H.P.: Specjalnie zaprosiliśmy Panią, która zapoczątkowała ciasto kajmakowa w 1986 roku. Ona robiła to ciasto przez 20 lat, a dziś uczyła nas dając wskazówki i przekazując nam swoją własną recepturę.

Czy udało się zachować dawny smak? Potwierdzają to osoby, które dawniej odwiedzały to miejsce?
S.N.:  Tak, chociaż jest to nowe podanie, inne techniki gastronomiczne, wydobywamy smak, potraw mięsnych czy słodyczy. Chcemy aby danie cieszyło oko jednocześnie smakując jak za dawnych lat.

Jakie smaki wybierają goście, którą potrawę można okrzyknąć jako kulinarnego zwycięzce?
S.N.: Smaki BBQ i żeberka to moja pasja, co jak widać jest odzwierciedleniem w wybieranych potrawach przez naszych gości. Polacy uwielbiają grzyby, dla odmiany goście z zagranicy uwielbiają nasze zupy. Mamy świetną rozgrzewającą zupę dyniową z pomarańczą i imbirem. Dawniej imbir, anyż czy gałka muszkatołowa były bardziej doceniane. My do tego powracamy.

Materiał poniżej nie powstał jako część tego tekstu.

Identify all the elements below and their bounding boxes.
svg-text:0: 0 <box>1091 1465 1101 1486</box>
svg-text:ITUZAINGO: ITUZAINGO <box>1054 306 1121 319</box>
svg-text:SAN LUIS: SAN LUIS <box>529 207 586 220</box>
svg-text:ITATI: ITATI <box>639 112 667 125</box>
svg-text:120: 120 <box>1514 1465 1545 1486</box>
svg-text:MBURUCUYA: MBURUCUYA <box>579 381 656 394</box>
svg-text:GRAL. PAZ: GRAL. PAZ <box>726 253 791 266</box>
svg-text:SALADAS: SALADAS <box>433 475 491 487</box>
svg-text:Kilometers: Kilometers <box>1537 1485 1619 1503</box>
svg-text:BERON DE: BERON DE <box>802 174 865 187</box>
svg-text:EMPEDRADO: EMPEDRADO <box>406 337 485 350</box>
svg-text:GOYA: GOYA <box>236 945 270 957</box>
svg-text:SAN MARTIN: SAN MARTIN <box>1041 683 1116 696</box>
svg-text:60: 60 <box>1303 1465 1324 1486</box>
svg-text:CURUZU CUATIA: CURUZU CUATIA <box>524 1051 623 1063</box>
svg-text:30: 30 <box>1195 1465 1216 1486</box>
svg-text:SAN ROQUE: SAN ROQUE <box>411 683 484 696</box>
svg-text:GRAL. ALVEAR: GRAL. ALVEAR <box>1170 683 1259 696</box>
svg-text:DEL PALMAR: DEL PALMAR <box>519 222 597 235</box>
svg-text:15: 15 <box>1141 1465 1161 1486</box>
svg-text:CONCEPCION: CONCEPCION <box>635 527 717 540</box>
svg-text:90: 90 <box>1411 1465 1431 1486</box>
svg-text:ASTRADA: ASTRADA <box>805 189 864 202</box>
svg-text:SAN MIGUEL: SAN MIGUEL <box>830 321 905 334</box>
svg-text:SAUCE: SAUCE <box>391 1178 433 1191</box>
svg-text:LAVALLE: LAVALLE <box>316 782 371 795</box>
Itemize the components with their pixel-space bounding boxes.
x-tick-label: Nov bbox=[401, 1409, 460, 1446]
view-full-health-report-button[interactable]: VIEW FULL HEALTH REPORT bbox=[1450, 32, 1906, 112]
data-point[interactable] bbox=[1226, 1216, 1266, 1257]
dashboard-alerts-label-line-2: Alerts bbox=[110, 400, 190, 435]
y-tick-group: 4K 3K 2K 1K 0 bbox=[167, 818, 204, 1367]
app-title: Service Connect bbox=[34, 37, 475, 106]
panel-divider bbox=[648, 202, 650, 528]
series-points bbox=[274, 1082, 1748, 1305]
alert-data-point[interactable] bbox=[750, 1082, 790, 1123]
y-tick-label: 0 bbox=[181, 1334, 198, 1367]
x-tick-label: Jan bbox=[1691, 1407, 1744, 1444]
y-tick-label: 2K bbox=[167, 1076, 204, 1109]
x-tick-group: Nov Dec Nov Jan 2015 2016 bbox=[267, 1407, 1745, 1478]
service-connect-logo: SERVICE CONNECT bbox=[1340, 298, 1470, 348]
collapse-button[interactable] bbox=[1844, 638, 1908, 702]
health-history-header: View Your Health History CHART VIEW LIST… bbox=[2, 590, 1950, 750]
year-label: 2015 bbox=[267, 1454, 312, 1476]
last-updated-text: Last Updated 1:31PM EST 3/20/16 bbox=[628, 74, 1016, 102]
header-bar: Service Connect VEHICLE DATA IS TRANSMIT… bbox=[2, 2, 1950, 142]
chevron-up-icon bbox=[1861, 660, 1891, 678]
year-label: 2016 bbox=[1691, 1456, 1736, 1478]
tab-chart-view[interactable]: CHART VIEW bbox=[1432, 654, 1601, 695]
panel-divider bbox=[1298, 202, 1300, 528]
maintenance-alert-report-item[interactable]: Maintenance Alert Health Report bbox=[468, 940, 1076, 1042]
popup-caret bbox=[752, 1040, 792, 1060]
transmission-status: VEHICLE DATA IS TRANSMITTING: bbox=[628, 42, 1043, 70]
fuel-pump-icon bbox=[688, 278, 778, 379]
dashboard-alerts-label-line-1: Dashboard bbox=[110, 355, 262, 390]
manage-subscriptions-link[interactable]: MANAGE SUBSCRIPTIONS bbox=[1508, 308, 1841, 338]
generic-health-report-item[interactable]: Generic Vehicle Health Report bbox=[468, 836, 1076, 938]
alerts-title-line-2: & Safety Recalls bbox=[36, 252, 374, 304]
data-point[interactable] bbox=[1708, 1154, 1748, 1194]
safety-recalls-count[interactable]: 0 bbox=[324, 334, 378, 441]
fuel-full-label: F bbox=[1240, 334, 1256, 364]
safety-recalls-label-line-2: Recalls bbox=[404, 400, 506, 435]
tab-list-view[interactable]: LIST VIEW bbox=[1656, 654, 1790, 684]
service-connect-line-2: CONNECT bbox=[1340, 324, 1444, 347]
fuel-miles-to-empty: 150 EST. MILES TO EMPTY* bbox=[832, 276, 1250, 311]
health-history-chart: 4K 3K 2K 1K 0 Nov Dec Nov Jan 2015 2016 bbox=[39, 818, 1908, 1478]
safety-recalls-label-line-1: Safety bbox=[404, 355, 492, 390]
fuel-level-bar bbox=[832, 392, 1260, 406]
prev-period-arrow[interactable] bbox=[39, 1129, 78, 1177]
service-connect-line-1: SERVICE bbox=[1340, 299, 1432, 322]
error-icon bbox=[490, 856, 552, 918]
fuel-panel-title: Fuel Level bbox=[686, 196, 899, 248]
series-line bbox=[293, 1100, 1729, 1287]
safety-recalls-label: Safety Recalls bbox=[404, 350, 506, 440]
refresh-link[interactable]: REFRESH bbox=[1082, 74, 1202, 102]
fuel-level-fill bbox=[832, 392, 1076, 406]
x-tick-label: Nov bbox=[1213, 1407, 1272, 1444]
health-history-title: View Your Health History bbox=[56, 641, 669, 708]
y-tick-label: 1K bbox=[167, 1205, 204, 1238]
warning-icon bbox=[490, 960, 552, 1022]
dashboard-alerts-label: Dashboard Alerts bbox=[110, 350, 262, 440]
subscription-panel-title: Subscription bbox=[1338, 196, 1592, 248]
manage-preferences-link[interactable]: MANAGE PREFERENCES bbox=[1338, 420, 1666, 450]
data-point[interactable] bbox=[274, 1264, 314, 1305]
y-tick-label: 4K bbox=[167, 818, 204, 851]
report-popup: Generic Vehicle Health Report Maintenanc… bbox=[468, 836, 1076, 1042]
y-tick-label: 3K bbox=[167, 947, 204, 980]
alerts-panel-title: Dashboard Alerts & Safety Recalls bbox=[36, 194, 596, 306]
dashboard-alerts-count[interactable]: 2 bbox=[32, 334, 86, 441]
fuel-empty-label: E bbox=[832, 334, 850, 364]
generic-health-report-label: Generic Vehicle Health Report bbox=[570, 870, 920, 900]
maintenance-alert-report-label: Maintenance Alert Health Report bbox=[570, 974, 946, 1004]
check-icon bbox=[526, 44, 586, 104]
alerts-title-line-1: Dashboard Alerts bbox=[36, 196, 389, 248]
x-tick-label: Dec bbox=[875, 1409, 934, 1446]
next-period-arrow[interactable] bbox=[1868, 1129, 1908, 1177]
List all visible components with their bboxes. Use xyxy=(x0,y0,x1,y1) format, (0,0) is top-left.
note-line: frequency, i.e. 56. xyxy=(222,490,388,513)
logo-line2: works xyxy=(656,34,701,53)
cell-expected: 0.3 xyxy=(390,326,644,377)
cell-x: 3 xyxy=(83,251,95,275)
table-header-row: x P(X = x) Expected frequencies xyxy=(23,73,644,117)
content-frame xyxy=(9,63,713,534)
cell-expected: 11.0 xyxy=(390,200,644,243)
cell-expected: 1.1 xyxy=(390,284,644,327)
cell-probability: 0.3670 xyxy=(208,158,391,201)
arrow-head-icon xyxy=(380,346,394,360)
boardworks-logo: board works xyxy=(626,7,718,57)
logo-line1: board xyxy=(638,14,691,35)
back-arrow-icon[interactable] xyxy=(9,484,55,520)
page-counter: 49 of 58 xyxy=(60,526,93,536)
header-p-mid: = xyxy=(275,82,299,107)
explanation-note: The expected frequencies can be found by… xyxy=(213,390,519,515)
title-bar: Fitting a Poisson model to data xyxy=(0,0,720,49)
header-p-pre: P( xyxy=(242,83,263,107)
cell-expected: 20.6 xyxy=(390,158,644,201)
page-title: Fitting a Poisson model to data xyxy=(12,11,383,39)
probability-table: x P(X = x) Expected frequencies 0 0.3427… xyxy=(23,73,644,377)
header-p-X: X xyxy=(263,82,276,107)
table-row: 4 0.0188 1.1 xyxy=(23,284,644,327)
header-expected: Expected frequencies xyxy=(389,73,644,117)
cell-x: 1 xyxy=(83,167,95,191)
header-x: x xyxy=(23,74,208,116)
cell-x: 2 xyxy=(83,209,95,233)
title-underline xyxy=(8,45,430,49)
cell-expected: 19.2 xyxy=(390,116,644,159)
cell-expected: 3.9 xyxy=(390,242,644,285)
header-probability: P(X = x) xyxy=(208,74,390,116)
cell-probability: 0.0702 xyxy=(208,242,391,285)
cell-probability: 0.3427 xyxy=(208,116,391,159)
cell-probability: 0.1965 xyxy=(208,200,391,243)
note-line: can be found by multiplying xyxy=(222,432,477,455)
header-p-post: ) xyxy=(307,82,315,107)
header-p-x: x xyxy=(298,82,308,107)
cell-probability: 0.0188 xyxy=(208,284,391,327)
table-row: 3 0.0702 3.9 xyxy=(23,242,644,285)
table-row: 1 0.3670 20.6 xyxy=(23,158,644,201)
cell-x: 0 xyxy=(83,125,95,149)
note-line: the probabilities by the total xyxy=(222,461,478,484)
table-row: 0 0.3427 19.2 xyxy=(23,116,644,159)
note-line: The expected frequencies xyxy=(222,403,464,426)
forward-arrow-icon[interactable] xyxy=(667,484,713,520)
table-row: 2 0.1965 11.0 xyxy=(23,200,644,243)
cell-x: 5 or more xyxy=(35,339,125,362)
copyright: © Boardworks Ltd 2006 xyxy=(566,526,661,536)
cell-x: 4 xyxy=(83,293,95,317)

Czego brakuje na kulinarnej mapie Warszawy?
H.P.: Warszawa ma blisko 3 tysiące restauracji. Jedna restauracja dziennie się zamyka na rzecz nowej. Tego nie widać, bo miejsce pozostaje zmienia się jedynie właściciel lub smaki greckie na rzecz włoskich. Na tą chwilę rynek gastronomiczny jest nasycony chociaż nasza stolica jest przyrównywana do Wiednia, gdzie jest jeszcze więcej restauracji. Będzie ich powstawało coraz więcej. Brakowało nam Świętoszka!